The cultural group has more than 60 members, including professional dancers, weavers, linguists, singers and songwriters. They run cultural programs and language workshops for Meriam people living away from Murray Island.

“Our mission is to ensure the Meriam people and culture survives for generations to come. We are using Census data to help us with this mission,” Vera said. 

“Other cultural groups can also use the Census data to identify opportunities to build a better tomorrow.”

Vera also works as a Census Engagement Manager on Thursday Island. A big part of her role is to make sure communities and islands across the Torres Strait are well informed and prepared to complete the Census.

Vera says NAIDOC week is an important time to talk about participating in the Census as it helps provide services and plan for community needs.

“Being counted in the Census benefits your community – so it’s important to complete this year,” Vera said.
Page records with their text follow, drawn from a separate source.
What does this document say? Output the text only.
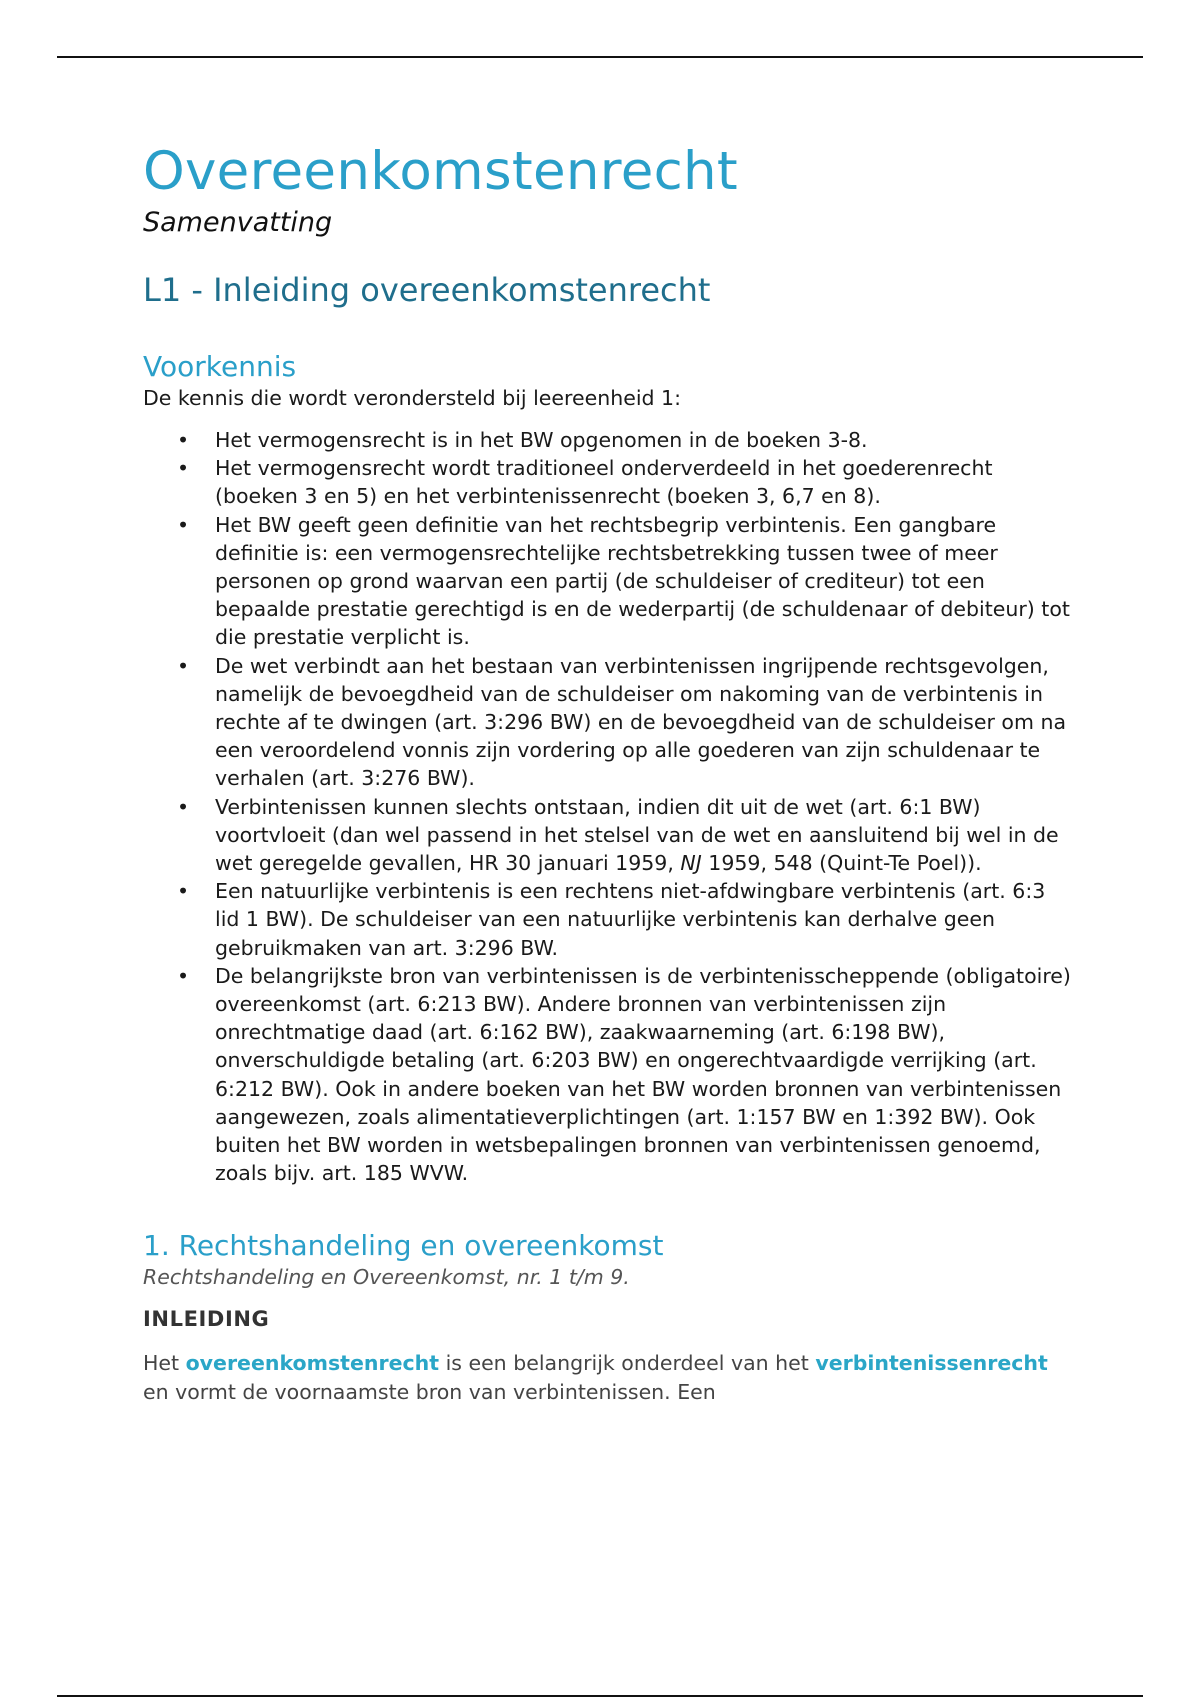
Overeenkomstenrecht

Samenvatting

L1 - Inleiding overeenkomstenrecht
Voorkennis

De kennis die wordt verondersteld bij leereenheid 1:

• Het vermogensrecht is in het BW opgenomen in de boeken 3-8.
• Het vermogensrecht wordt traditioneel onderverdeeld in het goederenrecht (boeken 3 en 5) en het verbintenissenrecht (boeken 3, 6,7 en 8).
• Het BW geeft geen definitie van het rechtsbegrip verbintenis. Een gangbare definitie is: een vermogensrechtelijke rechtsbetrekking tussen twee of meer personen op grond waarvan een partij (de schuldeiser of crediteur) tot een bepaalde prestatie gerechtigd is en de wederpartij (de schuldenaar of debiteur) tot die prestatie verplicht is.
• De wet verbindt aan het bestaan van verbintenissen ingrijpende rechtsgevolgen, namelijk de bevoegdheid van de schuldeiser om nakoming van de verbintenis in rechte af te dwingen (art. 3:296 BW) en de bevoegdheid van de schuldeiser om na een veroordelend vonnis zijn vordering op alle goederen van zijn schuldenaar te verhalen (art. 3:276 BW).
• Verbintenissen kunnen slechts ontstaan, indien dit uit de wet (art. 6:1 BW) voortvloeit (dan wel passend in het stelsel van de wet en aansluitend bij wel in de wet geregelde gevallen, HR 30 januari 1959, NJ 1959, 548 (Quint-Te Poel)).
• Een natuurlijke verbintenis is een rechtens niet-afdwingbare verbintenis (art. 6:3 lid 1 BW). De schuldeiser van een natuurlijke verbintenis kan derhalve geen gebruikmaken van art. 3:296 BW.
• De belangrijkste bron van verbintenissen is de verbintenisscheppende (obligatoire) overeenkomst (art. 6:213 BW). Andere bronnen van verbintenissen zijn onrechtmatige daad (art. 6:162 BW), zaakwaarneming (art. 6:198 BW), onverschuldigde betaling (art. 6:203 BW) en ongerechtvaardigde verrijking (art. 6:212 BW). Ook in andere boeken van het BW worden bronnen van verbintenissen aangewezen, zoals alimentatieverplichtingen (art. 1:157 BW en 1:392 BW). Ook buiten het BW worden in wetsbepalingen bronnen van verbintenissen genoemd, zoals bijv. art. 185 WVW.
1. Rechtshandeling en overeenkomst

Rechtshandeling en Overeenkomst, nr. 1 t/m 9.

INLEIDING

Het overeenkomstenrecht is een belangrijk onderdeel van het verbintenissenrecht en vormt de voornaamste bron van verbintenissen. Een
The next Census is on Tuesday 10 August. Instructions on how to participate will be sent to households in early August. Census staff will be in remote communities during July and August to help people complete their Census.

For more information visit www.census.abs.gov.au

More information

What is the Census?
The Census, held on Tuesday 10 August 2021, is a snapshot of who we are and tells the story of how we are changing. It is one of the largest and most important statistical collections undertaken by the ABS.

How will people complete their Census?
People will be able to complete the Census online, on their mobile device, or on paper. There will be a number of options available for people who need assistance to complete their Census form including help from Census field staff, and phone and online help.

What is new with the Census?
People will be encouraged to complete their Census, as soon as they receive their instructions, if they know where they’ll be on 10 August. They don’t have to wait until Census night.

The ABS will also introduce new questions in the 2021 Census—the first changes to questions collected since 2006. The new questions are on long-term health conditions, such as arthritis and diabetes, and on defence force participation.